Abrió con cautela la puerta del coche y se deslizó fuera. Se acercó sigilosamente, pegado a la linde del bosque, y se detuvo detrás de unos árboles y arbustos desde donde tenía buena vista.
Dos hombres jóvenes salieron de la casa; llevaban algo que parecía una lavadora. Un tercer hombre los esperaba en la furgoneta y los ayudó a cargarla. Enseguida desaparecieron en el interior de la casa y salieron con una gran nevera de acero inoxidable. ¡Santo cielo!
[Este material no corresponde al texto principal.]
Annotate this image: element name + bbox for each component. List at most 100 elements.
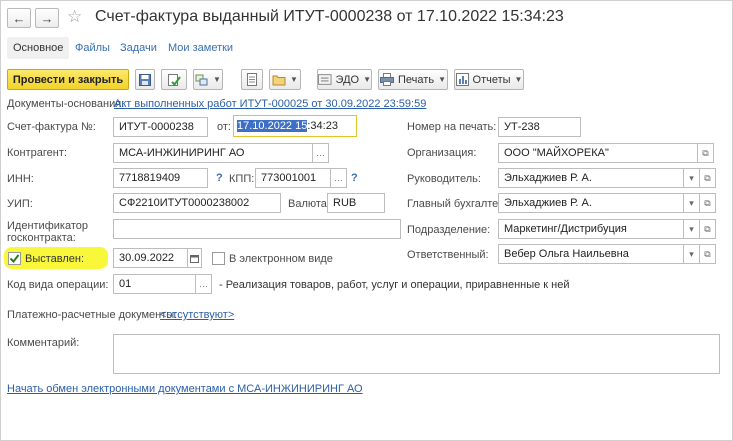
tab-tasks[interactable]: Задачи — [120, 42, 157, 54]
chief-accountant-input[interactable]: Эльхаджиев Р. А. — [498, 193, 684, 213]
kpp-select-button[interactable]: … — [331, 168, 347, 188]
print-label: Печать — [398, 73, 435, 86]
responsible-input[interactable]: Вебер Ольга Наильевна — [498, 244, 684, 264]
issued-checkbox[interactable] — [8, 252, 21, 265]
print-menu-button[interactable]: Печать ▼ — [378, 69, 448, 90]
responsible-label: Ответственный: — [407, 249, 489, 261]
uip-input[interactable]: СФ2210ИТУТ0000238002 — [113, 193, 281, 213]
folder-icon — [272, 75, 286, 86]
reports-menu-button[interactable]: Отчеты ▼ — [454, 69, 524, 90]
save-button[interactable] — [135, 69, 155, 90]
structure-menu-button[interactable]: ▼ — [193, 69, 223, 90]
organization-label: Организация: — [407, 147, 477, 159]
operation-code-input[interactable]: 01 — [113, 274, 196, 294]
open-link-icon: ⧉ — [704, 197, 711, 208]
open-link-icon: ⧉ — [702, 147, 709, 158]
chevron-down-icon: ▼ — [363, 75, 371, 84]
open-link-icon: ⧉ — [704, 172, 711, 183]
gov-contract-input[interactable] — [113, 219, 401, 239]
uip-label: УИП: — [7, 198, 33, 210]
open-link-icon: ⧉ — [704, 223, 711, 234]
payment-documents-link[interactable]: <отсутствуют> — [160, 309, 234, 321]
currency-label: Валюта: — [288, 198, 330, 210]
operation-code-label: Код вида операции: — [7, 279, 109, 291]
organization-open-button[interactable]: ⧉ — [698, 143, 714, 163]
page-title: Счет-фактура выданный ИТУТ-0000238 от 17… — [95, 8, 564, 25]
calendar-icon — [190, 254, 199, 263]
comment-textarea[interactable] — [113, 334, 720, 374]
head-dropdown-button[interactable]: ▾ — [684, 168, 700, 188]
responsible-dropdown-button[interactable]: ▾ — [684, 244, 700, 264]
counterparty-select-button[interactable]: … — [313, 143, 329, 163]
responsible-open-button[interactable]: ⧉ — [700, 244, 716, 264]
chief-accountant-label: Главный бухгалтер: — [407, 198, 508, 210]
chevron-down-icon: ▼ — [213, 75, 221, 84]
save-icon — [139, 73, 151, 86]
gov-contract-label-line1: Идентификатор — [7, 220, 88, 232]
chief-accountant-dropdown-button[interactable]: ▾ — [684, 193, 700, 213]
basis-documents-label: Документы-основания: — [7, 98, 125, 110]
head-input[interactable]: Эльхаджиев Р. А. — [498, 168, 684, 188]
journal-button[interactable] — [241, 69, 263, 90]
create-based-on-button[interactable]: ▼ — [269, 69, 301, 90]
payment-documents-label: Платежно-расчетные документы: — [7, 309, 178, 321]
reports-label: Отчеты — [472, 73, 511, 86]
inn-help-icon[interactable]: ? — [216, 172, 223, 184]
electronic-checkbox[interactable] — [212, 252, 225, 265]
printer-icon — [380, 73, 395, 86]
kpp-help-icon[interactable]: ? — [351, 172, 358, 184]
tab-notes[interactable]: Мои заметки — [168, 42, 233, 54]
forward-button[interactable]: → — [35, 8, 59, 28]
operation-code-select-button[interactable]: … — [196, 274, 212, 294]
counterparty-label: Контрагент: — [7, 147, 67, 159]
comment-label: Комментарий: — [7, 337, 80, 349]
organization-input[interactable]: ООО "МАЙХОРЕКА" — [498, 143, 698, 163]
structure-icon — [195, 74, 208, 85]
post-and-close-button[interactable]: Провести и закрыть — [7, 69, 129, 90]
chevron-down-icon: ▾ — [689, 197, 694, 208]
department-open-button[interactable]: ⧉ — [700, 219, 716, 239]
head-label: Руководитель: — [407, 173, 481, 185]
kpp-label: КПП: — [229, 173, 255, 185]
invoice-date-from-label: от: — [217, 121, 231, 133]
gov-contract-label-line2: госконтракта: — [7, 232, 76, 244]
open-link-icon: ⧉ — [704, 248, 711, 259]
edo-menu-button[interactable]: ЭДО ▼ — [317, 69, 372, 90]
chevron-down-icon: ▼ — [514, 75, 523, 84]
print-number-input[interactable]: УТ-238 — [498, 117, 581, 137]
kpp-input[interactable]: 773001001 — [255, 168, 331, 188]
chevron-down-icon: ▼ — [438, 75, 446, 84]
currency-input[interactable]: RUB — [327, 193, 385, 213]
calendar-button[interactable] — [188, 248, 202, 268]
department-label: Подразделение: — [407, 224, 491, 236]
head-open-button[interactable]: ⧉ — [700, 168, 716, 188]
edo-label: ЭДО — [335, 73, 360, 86]
basis-document-link[interactable]: Акт выполненных работ ИТУТ-000025 от 30.… — [114, 98, 426, 110]
department-input[interactable]: Маркетинг/Дистрибуция — [498, 219, 684, 239]
list-document-icon — [247, 73, 257, 86]
invoice-date-selected-text: 17.10.2022 15 — [237, 120, 308, 132]
invoice-number-input[interactable]: ИТУТ-0000238 — [113, 117, 208, 137]
inn-label: ИНН: — [7, 173, 34, 185]
electronic-label: В электронном виде — [229, 253, 333, 265]
chief-accountant-open-button[interactable]: ⧉ — [700, 193, 716, 213]
checkmark-icon — [9, 254, 20, 264]
operation-code-description: - Реализация товаров, работ, услуг и опе… — [219, 279, 570, 291]
favorite-star-icon[interactable]: ☆ — [67, 7, 82, 27]
back-button[interactable]: ← — [7, 8, 31, 28]
counterparty-input[interactable]: МСА-ИНЖИНИРИНГ АО — [113, 143, 313, 163]
invoice-time-text: :34:23 — [307, 120, 338, 132]
chevron-down-icon: ▾ — [689, 248, 694, 259]
department-dropdown-button[interactable]: ▾ — [684, 219, 700, 239]
invoice-date-input[interactable]: 17.10.2022 15:34:23 — [233, 115, 357, 137]
post-button[interactable] — [161, 69, 187, 90]
report-icon — [455, 73, 469, 86]
tab-main[interactable]: Основное — [7, 37, 70, 59]
issued-date-input[interactable]: 30.09.2022 — [113, 248, 188, 268]
edo-exchange-icon — [318, 74, 332, 85]
document-window: ← → ☆ Счет-фактура выданный ИТУТ-0000238… — [0, 0, 733, 441]
start-edo-exchange-link[interactable]: Начать обмен электронными документами с … — [7, 383, 363, 395]
tab-files[interactable]: Файлы — [75, 42, 110, 54]
inn-input[interactable]: 7718819409 — [113, 168, 208, 188]
arrow-right-icon: → — [40, 10, 54, 26]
Están vaciando la casa de electrodomésticos, se dijo Knutas. Nervioso, buscó el teléfono en el bolsillo y marcó el número de Karin. Soltó un juramento cuando saltó el contestador automático. Probó con Wittberg. Lo mismo. Qué puta mala suerte. ¿Estaban todos ilocalizables solo porque era domingo? No debía significar nada, puesto que al menos la Brigada de Homicidios seguía trabajando. Marcó el número de la sección. Le respondió Kihlgård con su habitual tono campechano, aunque se oía que tenía la boca llena.
—Kihlgård.
—Hola, soy yo, Knutas.
—Hola, Knutte.
—Estoy en una de las obras de la empresa de Peter Bovide. Han construido una casa de lujo en Furillen y ahora hay aquí una cuadrilla que está vaciando la casa de electrodomésticos.
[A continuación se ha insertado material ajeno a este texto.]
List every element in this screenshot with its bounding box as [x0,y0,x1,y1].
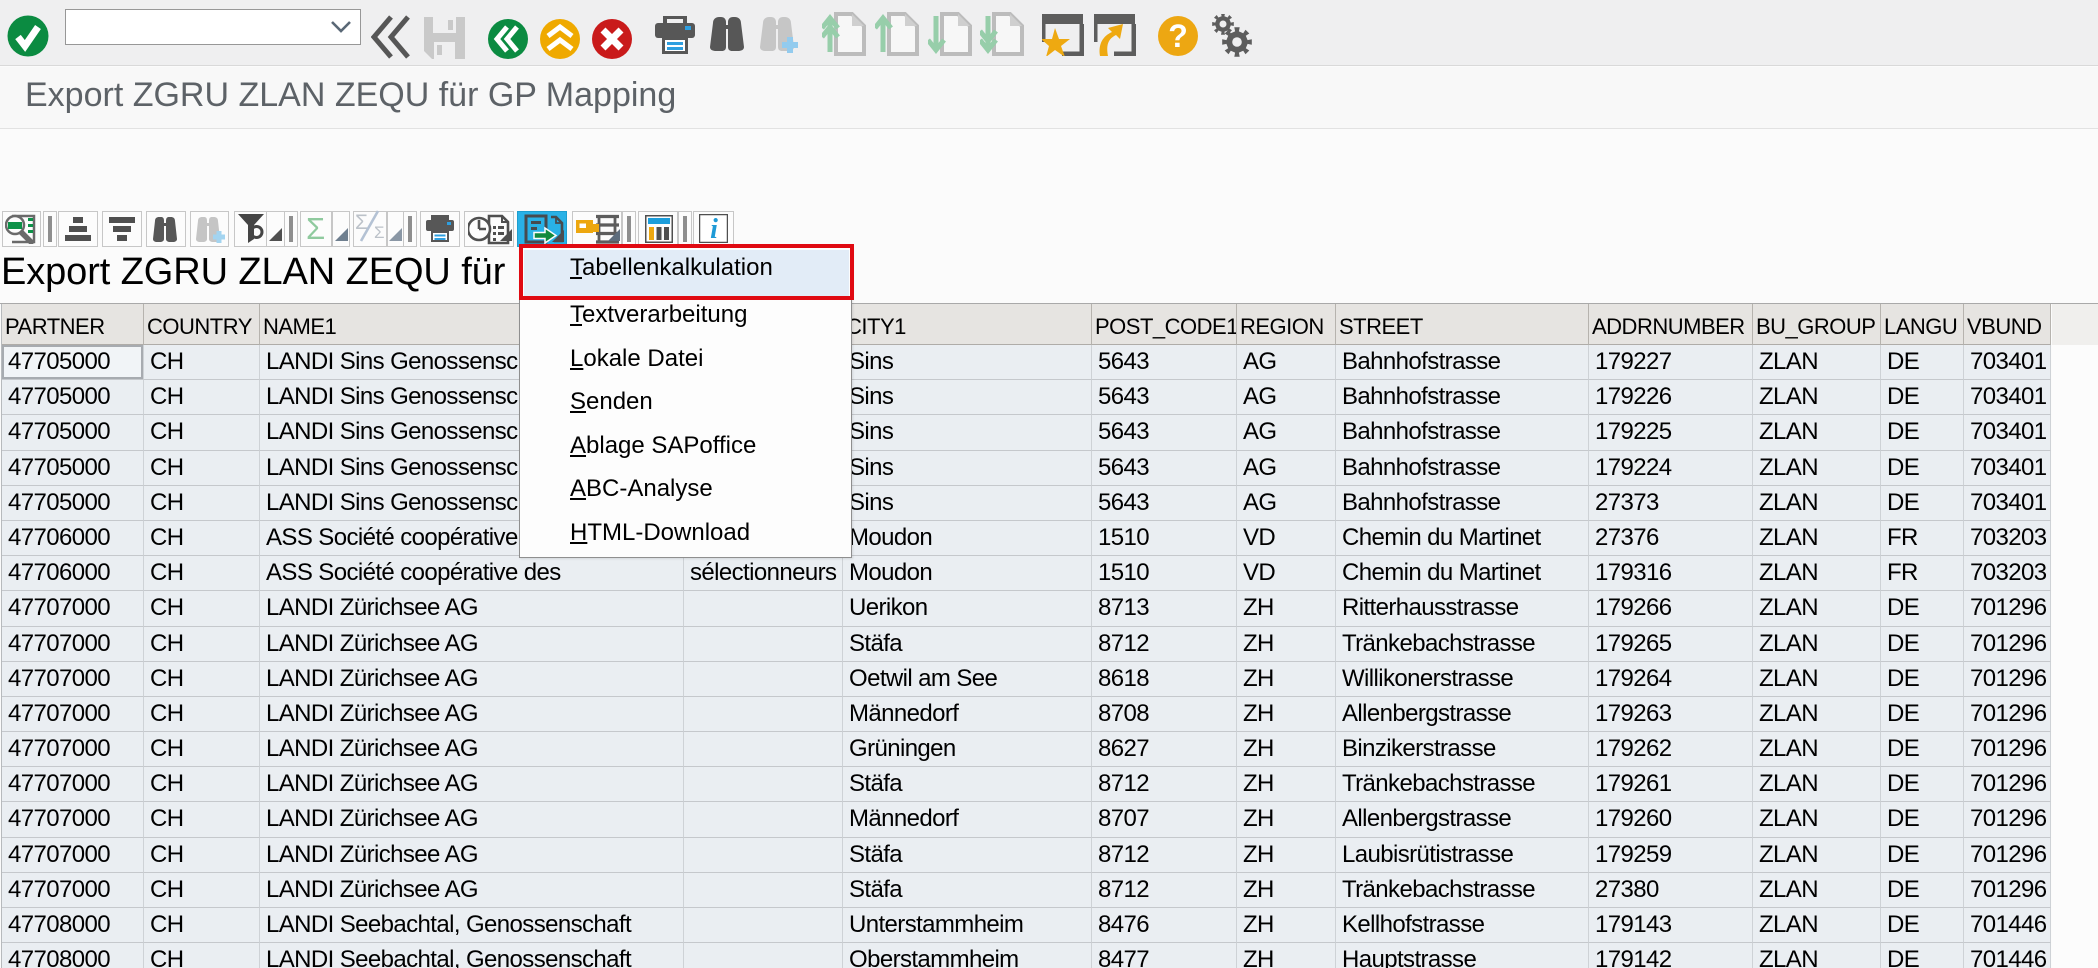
svg-text:i: i [710,214,718,243]
svg-text:?: ? [1168,18,1188,54]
—¿Por qué hablas tan bajo?
—Porque estoy solo a unos metros de ellos.
—Está bien; ¿estás solo?
—Sí, por desgracia. Y no me he traído ningún arma, así que no me atrevo a intervenir.
—No lo hagas, por Dios. ¿Qué tipo de gente es?
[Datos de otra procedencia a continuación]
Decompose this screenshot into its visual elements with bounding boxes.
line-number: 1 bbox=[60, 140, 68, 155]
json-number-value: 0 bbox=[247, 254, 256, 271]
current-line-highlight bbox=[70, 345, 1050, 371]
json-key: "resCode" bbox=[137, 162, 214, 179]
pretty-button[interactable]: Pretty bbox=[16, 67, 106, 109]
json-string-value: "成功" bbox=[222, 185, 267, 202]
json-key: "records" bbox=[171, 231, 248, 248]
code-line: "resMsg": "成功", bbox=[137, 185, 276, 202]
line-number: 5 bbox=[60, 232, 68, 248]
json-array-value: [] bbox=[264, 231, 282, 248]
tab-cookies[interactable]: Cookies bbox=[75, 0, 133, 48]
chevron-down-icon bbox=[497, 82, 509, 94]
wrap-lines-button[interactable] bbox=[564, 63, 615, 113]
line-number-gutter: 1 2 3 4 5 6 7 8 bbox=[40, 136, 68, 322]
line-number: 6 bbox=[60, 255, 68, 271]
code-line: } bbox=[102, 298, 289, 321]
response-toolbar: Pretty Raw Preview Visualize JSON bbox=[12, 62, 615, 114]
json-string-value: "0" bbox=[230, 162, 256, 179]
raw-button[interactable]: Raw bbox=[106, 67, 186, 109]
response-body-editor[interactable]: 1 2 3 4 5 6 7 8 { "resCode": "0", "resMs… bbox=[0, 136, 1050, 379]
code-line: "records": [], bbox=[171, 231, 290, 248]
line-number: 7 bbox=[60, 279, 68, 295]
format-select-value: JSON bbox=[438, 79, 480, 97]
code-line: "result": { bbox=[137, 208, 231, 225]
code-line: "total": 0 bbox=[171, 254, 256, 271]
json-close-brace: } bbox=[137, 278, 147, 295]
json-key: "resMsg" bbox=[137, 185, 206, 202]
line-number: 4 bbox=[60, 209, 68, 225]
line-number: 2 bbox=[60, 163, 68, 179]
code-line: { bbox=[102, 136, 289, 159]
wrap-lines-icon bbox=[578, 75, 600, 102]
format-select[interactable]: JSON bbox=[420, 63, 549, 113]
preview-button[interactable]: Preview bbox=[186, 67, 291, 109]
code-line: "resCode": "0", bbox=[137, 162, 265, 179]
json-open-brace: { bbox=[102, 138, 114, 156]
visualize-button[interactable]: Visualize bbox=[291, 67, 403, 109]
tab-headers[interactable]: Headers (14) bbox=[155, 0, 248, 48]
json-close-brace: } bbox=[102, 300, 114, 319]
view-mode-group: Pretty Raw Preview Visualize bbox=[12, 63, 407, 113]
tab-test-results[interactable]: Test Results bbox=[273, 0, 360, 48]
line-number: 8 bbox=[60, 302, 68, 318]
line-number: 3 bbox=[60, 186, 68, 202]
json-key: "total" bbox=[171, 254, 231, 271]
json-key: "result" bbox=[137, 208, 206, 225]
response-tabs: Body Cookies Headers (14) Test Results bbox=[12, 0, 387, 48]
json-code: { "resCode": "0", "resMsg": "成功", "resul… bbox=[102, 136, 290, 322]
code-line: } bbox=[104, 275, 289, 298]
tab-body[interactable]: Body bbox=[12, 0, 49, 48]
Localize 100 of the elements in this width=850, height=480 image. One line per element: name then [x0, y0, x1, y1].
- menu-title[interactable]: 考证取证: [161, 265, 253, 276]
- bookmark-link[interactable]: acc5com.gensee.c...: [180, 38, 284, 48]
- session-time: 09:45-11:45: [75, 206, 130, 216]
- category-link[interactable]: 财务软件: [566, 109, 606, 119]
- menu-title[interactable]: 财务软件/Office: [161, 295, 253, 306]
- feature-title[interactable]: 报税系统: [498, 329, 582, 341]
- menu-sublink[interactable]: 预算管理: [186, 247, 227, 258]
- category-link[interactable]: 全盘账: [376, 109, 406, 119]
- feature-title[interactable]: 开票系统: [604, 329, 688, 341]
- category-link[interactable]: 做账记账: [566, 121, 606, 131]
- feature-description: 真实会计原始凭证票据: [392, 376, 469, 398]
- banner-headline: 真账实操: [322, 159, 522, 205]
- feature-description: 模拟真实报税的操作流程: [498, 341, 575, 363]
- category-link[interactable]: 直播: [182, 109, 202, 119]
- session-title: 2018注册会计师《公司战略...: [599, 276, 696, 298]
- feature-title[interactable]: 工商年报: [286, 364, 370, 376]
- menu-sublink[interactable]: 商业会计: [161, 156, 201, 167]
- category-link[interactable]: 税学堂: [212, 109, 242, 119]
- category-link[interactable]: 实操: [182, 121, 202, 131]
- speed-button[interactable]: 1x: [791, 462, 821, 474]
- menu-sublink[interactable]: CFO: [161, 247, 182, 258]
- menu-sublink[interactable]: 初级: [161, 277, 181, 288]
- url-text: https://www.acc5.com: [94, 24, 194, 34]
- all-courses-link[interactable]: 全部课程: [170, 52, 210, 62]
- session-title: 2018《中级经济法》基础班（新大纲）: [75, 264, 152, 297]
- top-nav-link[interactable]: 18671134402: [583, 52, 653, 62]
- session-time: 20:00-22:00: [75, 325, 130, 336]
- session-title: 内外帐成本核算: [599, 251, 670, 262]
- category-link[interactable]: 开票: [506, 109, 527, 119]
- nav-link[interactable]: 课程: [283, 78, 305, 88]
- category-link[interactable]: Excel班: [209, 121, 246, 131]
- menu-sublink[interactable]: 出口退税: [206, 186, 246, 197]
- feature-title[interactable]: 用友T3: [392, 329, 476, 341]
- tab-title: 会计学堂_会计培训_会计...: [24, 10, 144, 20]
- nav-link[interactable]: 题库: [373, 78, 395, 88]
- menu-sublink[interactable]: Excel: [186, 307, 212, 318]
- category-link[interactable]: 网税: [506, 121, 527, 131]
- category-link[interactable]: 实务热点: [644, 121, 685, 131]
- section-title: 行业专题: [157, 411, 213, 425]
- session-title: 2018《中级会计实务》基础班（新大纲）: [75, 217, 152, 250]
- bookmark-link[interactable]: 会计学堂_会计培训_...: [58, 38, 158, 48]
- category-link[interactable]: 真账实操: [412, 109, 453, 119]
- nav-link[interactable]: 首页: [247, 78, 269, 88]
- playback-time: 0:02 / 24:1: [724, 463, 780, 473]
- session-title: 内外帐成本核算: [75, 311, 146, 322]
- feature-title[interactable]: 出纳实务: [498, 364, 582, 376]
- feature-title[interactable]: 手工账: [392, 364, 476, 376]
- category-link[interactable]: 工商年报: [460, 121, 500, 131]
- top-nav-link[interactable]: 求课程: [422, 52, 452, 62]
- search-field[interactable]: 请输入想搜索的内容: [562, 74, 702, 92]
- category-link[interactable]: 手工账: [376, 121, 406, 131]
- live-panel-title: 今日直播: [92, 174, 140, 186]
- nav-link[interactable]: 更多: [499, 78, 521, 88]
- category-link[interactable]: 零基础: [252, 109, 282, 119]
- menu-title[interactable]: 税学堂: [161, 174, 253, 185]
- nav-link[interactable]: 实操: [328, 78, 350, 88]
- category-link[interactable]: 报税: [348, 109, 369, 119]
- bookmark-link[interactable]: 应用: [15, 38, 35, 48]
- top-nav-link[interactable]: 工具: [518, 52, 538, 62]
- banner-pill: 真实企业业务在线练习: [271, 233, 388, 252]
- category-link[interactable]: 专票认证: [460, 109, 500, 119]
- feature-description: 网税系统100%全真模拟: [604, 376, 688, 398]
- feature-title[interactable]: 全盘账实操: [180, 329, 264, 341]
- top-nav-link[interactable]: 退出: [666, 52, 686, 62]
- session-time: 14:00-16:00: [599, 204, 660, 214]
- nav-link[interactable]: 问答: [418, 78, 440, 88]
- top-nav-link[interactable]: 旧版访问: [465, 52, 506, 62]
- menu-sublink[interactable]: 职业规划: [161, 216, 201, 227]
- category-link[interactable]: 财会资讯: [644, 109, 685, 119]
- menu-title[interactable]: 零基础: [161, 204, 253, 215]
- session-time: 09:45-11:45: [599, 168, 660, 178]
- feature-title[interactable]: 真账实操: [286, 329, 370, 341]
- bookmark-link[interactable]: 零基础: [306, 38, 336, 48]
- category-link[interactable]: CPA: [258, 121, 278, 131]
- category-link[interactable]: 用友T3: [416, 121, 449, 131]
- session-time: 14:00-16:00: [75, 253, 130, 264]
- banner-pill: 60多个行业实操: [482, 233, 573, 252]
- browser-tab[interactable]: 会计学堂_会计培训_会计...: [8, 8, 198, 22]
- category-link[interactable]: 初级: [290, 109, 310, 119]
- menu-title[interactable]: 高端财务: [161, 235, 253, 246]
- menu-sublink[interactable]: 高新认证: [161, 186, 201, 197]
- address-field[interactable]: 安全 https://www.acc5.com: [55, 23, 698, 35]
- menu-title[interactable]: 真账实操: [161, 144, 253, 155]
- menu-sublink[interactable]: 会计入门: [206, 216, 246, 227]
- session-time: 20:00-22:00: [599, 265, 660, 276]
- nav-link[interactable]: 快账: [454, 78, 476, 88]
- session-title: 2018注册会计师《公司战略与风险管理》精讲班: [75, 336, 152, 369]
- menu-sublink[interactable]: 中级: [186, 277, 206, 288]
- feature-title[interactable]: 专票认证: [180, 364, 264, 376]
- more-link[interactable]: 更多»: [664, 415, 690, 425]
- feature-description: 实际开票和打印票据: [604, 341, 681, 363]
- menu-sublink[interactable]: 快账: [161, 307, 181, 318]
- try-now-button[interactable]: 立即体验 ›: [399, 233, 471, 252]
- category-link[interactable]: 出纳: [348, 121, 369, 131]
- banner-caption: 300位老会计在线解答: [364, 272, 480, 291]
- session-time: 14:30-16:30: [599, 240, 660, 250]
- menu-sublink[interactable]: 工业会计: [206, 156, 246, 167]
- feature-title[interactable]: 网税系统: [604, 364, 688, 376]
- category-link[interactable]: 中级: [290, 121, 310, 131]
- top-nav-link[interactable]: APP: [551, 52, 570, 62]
—Tres chicos jóvenes con aros en las orejas y tatuajes. Creo que son finlandeses, o tal vez bálticos.
—¿Dónde has dicho que está esa obra?
—En Furillen, justo por encima de la antigua fábrica, que ahora es un hotel.
—¿Furillen? ¿Qué lugar es ese?
—¡Una isla, joder! —exclamó Knutas—. No pienso darte indicaciones. Habla con los otros, pero tenéis que venir aquí, ¡echando leches!
—Sí, claro. Quédate donde estás que salimos ahora mismo para allá.
—Usad vehículos civiles, sin sirenas. Y llamadme cuando lleguéis al puente que conduce hasta aquí. Tenéis que esperar a que os dé una señal antes de pasar el hotel. Cuando lo paséis se os verá desde aquí. La obra está justo encima.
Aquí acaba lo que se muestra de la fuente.